The company has taken a different tack with its distribution than competitors Cloudera and Hortonworks—unlike it competitors, MapR has committed to backward compatibility, enabling organizations to run the Hadoop MapReduce 1.x and YARN schedulers on the same nodes in the cluster simultaneously.
By ensuring that MapReduce 1.x and YARN schedulers can coexist, MapR gives MapReduce 1.x users an easy and risk-free path to upgrade to the new scheduler, says Jack Norris, CMO of MapR Technologies.

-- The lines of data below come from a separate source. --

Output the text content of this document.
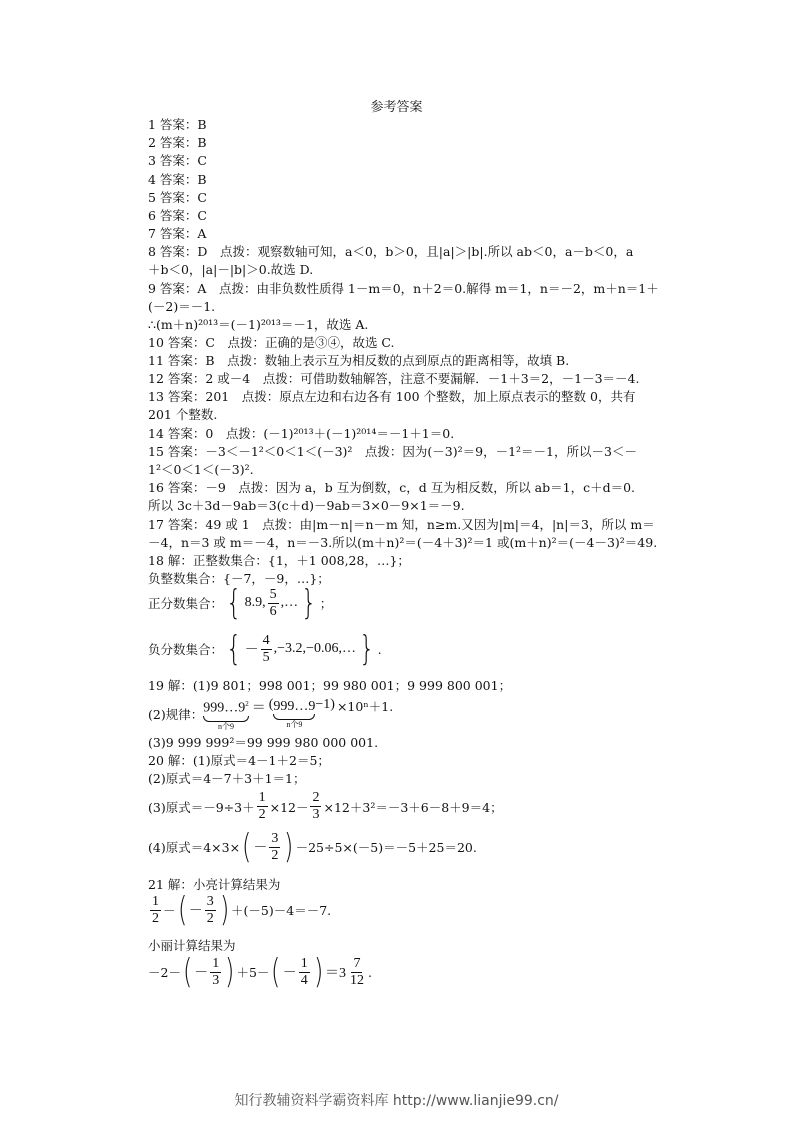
参考答案
1 答案：B
2 答案：B
3 答案：C
4 答案：B
5 答案：C
6 答案：C
7 答案：A
8 答案：D　点拨：观察数轴可知，a＜0，b＞0，且|a|＞|b|.所以 ab＜0，a－b＜0，a
＋b＜0，|a|－|b|＞0.故选 D.
9 答案：A　点拨：由非负数性质得 1－m＝0，n＋2＝0.解得 m＝1，n＝－2，m＋n＝1＋
(－2)＝－1.
∴(m＋n)²⁰¹³＝(－1)²⁰¹³＝－1，故选 A.
10 答案：C　点拨：正确的是③④，故选 C.
11 答案：B　点拨：数轴上表示互为相反数的点到原点的距离相等，故填 B.
12 答案：2 或－4　点拨：可借助数轴解答，注意不要漏解．－1＋3＝2，－1－3＝－4.
13 答案：201　点拨：原点左边和右边各有 100 个整数，加上原点表示的整数 0，共有
201 个整数.
14 答案：0　点拨：(－1)²⁰¹³＋(－1)²⁰¹⁴＝－1＋1＝0.
15 答案：－3＜－1²＜0＜1＜(－3)²　点拨：因为(－3)²＝9，－1²＝－1，所以－3＜－
1²＜0＜1＜(－3)².
16 答案：－9　点拨：因为 a，b 互为倒数，c，d 互为相反数，所以 ab＝1，c＋d＝0.
所以 3c＋3d－9ab＝3(c＋d)－9ab＝3×0－9×1＝－9.
17 答案：49 或 1　点拨：由|m－n|＝n－m 知，n≥m.又因为|m|＝4，|n|＝3，所以 m＝
－4，n＝3 或 m＝－4，n＝－3.所以(m＋n)²＝(－4＋3)²＝1 或(m＋n)²＝(－4－3)²＝49.
18 解：正整数集合：{1，＋1 008,28，…}；
负整数集合：{－7，－9，…}；
19 解：(1)9 801；998 001；99 980 001；9 999 800 001；
(3)9 999 999²＝99 999 980 000 001.
20 解：(1)原式＝4－1＋2＝5；
(2)原式＝4－7＋3＋1＝1；
21 解：小亮计算结果为
小丽计算结果为
正分数集合： { 8.9, $\frac{5}{6}$ ,… } ；
负分数集合： { － $\frac{4}{5}$ ,−3.2,−0.06,… } .
(2)规律： $999\dots 9^2$
n个9
＝ ( 999…9
n个9
−1) ×10ⁿ＋1.
(3)原式$=-9\div 3+ \frac{1}{2} \times 12- \frac{2}{3} \times 12+3^2=-3+6-8+9=4$；
(4)原式＝4×3× ( － $\frac{3}{2}$ ) －25÷5×(－5)＝－5＋25＝20.
$\frac{1}{2}$ － ( － $\frac{3}{2}$ ) ＋(－5)－4＝－7.
－2－ ( － $\frac{1}{3}$ ) ＋5－ ( － $\frac{1}{4}$ ) $=3 \frac{7}{12}$ .
知行教辅资料学霸资料库 http://www.lianjie99.cn/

"Our focus is really production use of Hadoop," Norris says. "Once you go into production, it's about availability and uptime and integration with existing apps. We're backward compatible from previous distributions to this distribution because you can't introduce changes easily into a production environment. Customers say, 'YARN's exciting, but I want to put my toe in the water. I've got existing jobs that are running.' We've got customers running over 20,000 jobs a day on our platform."
Apache Hadoop YARN (short for Yet Another Resource Negotiator) is the foundation of Hadoop 2.0, released last October. YARN serves as the Hadoop operating system, taking what was a single-use data platform for batch processing and turning it into a multi-use platform that enables batch, interactive, online and stream processing.
YARN acts as the primary resource manager and mediator of access to data stored in Hadoop distributed file system (HDFS), giving organizations the ability to store data in a single place and then interact with it in multiple ways, simultaneously, with consistent levels of service.
By combining YARN with MapR's read-write (R/W) POSIX data platform, Norris says MapR enables YARN-based applications to not only run on a Hadoop cluster and share compute resources, but also read, write and update data in the underlying distributed file system and database tables. As a result, it gives organizations the ability to develop and deploy a broader set of big data applications.
[Related: Hortonworks Brings Hadoop 2.0 to Windows]
"YARN opens up Hadoop for processing patterns beyond just MapReduce," says Evan Quinn, research director, Enterprise Management Associates. "MapR's Hadoop distribution extends YARN even further by adding a full, open standard NFS interface in addition to HDFS, enabling non-MapReduce applications to optimally take advantage of a cluster's storage."
"When we talk about a general-purpose storage platform, it's about random read-write," Norris says. "If you want to open up the processing to some other type of application, you don't want to have to rewrite that application just to take advantage of Hadoop. You just want it to run on the platform. Having to rewrite it to use the Hadoop distributed file system (HDFS) API introduces change that can require a lot of forethought and planning—and in some cases a redesign of the application. We allow you to run directly on the MapR platform with no changes, only now you're taking advantage of the highly distributed framework that MapR provides."